Kinder und Computer - Gefährlich oder pädagogisch wertvoll?

Dunkle, stickige Kinderzimmer, Kinder, die mit starrem Blick Flugzeuge oder feindliche Kämpfer auf dem Bildschirm abschießen oder stundenlang im Internet surfen - so sieht das Horror-Szenario vieler Eltern aus, wenn sie an Computernutzung ihrer Kinder denken. Der PC ist für viele Kinder längst zum unerlässlichen Spielkamerad geworden - für Eltern ist er oft der große Unbekannte. "70 Prozent der Eltern", schätzt der Medienwissenschaftler Jo Groebel, "wissen nicht, was ihre Kinder im Web machen."
Sollten sie aber, denn die Bandbreite an brutalen Ballerspielen, aber auch an pädagogisch wertvollen Angeboten wächst mit jedem Jahr. Eine Orientierung im elektronischen Spiel-Dschungel bietet die "Unterhaltungssoftware Selbstkontrolle", kurz USK, eine freiwilligen Begutachtungsstelle der Softwarefirmen.
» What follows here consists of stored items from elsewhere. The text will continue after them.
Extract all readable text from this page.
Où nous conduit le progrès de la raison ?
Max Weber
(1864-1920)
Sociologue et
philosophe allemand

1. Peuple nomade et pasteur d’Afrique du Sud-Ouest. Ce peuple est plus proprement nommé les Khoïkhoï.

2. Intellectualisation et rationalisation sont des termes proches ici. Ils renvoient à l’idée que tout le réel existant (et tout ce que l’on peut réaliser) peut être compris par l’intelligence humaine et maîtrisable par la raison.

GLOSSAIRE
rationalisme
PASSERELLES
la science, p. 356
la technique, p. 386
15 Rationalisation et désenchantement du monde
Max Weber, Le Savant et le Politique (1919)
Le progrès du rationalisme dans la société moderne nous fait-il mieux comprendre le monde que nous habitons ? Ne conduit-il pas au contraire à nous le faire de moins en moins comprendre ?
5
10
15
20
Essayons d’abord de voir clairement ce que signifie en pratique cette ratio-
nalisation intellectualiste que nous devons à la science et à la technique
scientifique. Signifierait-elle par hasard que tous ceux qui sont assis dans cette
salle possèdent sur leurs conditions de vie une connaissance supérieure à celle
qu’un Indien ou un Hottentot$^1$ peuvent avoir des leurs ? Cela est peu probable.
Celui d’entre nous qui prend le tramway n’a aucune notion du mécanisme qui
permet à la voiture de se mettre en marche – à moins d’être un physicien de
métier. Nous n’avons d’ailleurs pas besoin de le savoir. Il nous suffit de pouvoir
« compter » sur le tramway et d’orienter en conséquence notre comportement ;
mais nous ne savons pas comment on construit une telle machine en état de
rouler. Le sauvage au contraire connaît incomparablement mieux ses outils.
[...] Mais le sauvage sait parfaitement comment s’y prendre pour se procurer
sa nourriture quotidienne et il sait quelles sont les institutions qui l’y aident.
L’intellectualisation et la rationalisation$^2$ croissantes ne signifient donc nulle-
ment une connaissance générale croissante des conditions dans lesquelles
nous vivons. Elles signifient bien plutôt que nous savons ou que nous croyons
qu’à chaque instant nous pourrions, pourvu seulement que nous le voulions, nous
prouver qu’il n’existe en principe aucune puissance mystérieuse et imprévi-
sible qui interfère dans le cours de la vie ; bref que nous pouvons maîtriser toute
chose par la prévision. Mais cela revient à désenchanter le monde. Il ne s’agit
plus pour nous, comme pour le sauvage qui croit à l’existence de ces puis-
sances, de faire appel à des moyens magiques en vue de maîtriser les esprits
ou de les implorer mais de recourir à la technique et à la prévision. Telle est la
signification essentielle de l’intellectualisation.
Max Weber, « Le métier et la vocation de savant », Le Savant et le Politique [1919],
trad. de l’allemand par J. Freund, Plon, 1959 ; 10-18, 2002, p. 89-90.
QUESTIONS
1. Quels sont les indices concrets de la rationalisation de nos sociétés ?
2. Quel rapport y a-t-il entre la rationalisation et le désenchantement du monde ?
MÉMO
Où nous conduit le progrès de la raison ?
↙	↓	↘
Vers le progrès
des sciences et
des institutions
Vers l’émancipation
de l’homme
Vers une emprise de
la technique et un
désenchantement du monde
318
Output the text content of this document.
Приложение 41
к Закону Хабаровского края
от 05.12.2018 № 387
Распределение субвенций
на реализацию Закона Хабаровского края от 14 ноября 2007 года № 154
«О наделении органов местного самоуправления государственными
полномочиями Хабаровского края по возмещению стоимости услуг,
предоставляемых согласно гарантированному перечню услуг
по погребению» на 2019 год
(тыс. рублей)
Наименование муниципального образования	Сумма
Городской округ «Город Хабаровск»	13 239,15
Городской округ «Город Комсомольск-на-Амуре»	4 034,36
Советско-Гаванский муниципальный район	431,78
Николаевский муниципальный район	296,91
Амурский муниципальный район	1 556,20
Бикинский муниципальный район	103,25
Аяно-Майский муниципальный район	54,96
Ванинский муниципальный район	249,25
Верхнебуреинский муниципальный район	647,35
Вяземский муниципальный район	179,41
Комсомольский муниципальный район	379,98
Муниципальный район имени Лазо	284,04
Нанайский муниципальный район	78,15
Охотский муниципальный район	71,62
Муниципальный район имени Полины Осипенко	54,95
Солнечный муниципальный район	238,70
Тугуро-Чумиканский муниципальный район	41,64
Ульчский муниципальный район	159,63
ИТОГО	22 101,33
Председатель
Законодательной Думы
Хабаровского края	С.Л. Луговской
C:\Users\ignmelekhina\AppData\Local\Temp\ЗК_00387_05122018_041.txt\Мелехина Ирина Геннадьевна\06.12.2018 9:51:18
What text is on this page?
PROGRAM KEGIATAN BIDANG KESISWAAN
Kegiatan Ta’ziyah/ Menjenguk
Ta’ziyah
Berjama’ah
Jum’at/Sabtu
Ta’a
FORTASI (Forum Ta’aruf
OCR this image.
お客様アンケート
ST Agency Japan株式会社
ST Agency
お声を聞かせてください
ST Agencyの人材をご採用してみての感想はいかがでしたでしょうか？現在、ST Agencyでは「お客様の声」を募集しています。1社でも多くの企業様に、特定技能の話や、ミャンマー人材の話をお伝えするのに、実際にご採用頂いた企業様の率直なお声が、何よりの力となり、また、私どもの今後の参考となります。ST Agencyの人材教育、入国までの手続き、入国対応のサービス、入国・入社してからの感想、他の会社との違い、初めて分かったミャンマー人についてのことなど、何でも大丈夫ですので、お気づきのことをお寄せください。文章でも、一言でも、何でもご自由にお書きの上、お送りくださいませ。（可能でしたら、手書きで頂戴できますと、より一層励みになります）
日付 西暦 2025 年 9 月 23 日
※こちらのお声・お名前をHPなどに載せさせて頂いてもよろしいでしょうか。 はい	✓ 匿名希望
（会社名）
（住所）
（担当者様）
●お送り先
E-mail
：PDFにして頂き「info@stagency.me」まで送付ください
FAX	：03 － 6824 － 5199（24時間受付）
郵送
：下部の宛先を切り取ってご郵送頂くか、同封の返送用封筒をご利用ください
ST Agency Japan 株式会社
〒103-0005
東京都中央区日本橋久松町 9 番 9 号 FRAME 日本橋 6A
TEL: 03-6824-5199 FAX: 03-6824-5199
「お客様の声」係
Ihre Gutachter entscheiden darüber, ab welchem Alter ein Spiel freigegeben werden kann. So wie Marek Klingelstein: Der "dienstälteste" Spielfreak bei der USK hat seit 1994 etwa 8000 Spiele getestet und insgesamt etwa 20.000 Spiele gespielt. 50 Stunden pro Woche sitzt er im Schnitt vor dem Computer. Ein krisensicherer Job: Altersfreigaben für Computerspiele sind seit dem 01.04.2003 gesetzlich vorgeschrieben.

Für den studierten Medieninformatiker dürfte die "Games Convention" in Leipzig ein wahres Eldorado sein: Die Computerspielmesse vom 18. – 21. August 2005 gilt als die "größte Spielhalle Deutschlands". Auch in diesem Jahr werden mehr als 100.000 PC-Begeisterte, darunter viele Kinder und Jugendliche, die vier Ausstellungshallen bevölkern und die neuesten Spiel-Ideen, aber auch Lern- und Schulsoftware ausprobieren.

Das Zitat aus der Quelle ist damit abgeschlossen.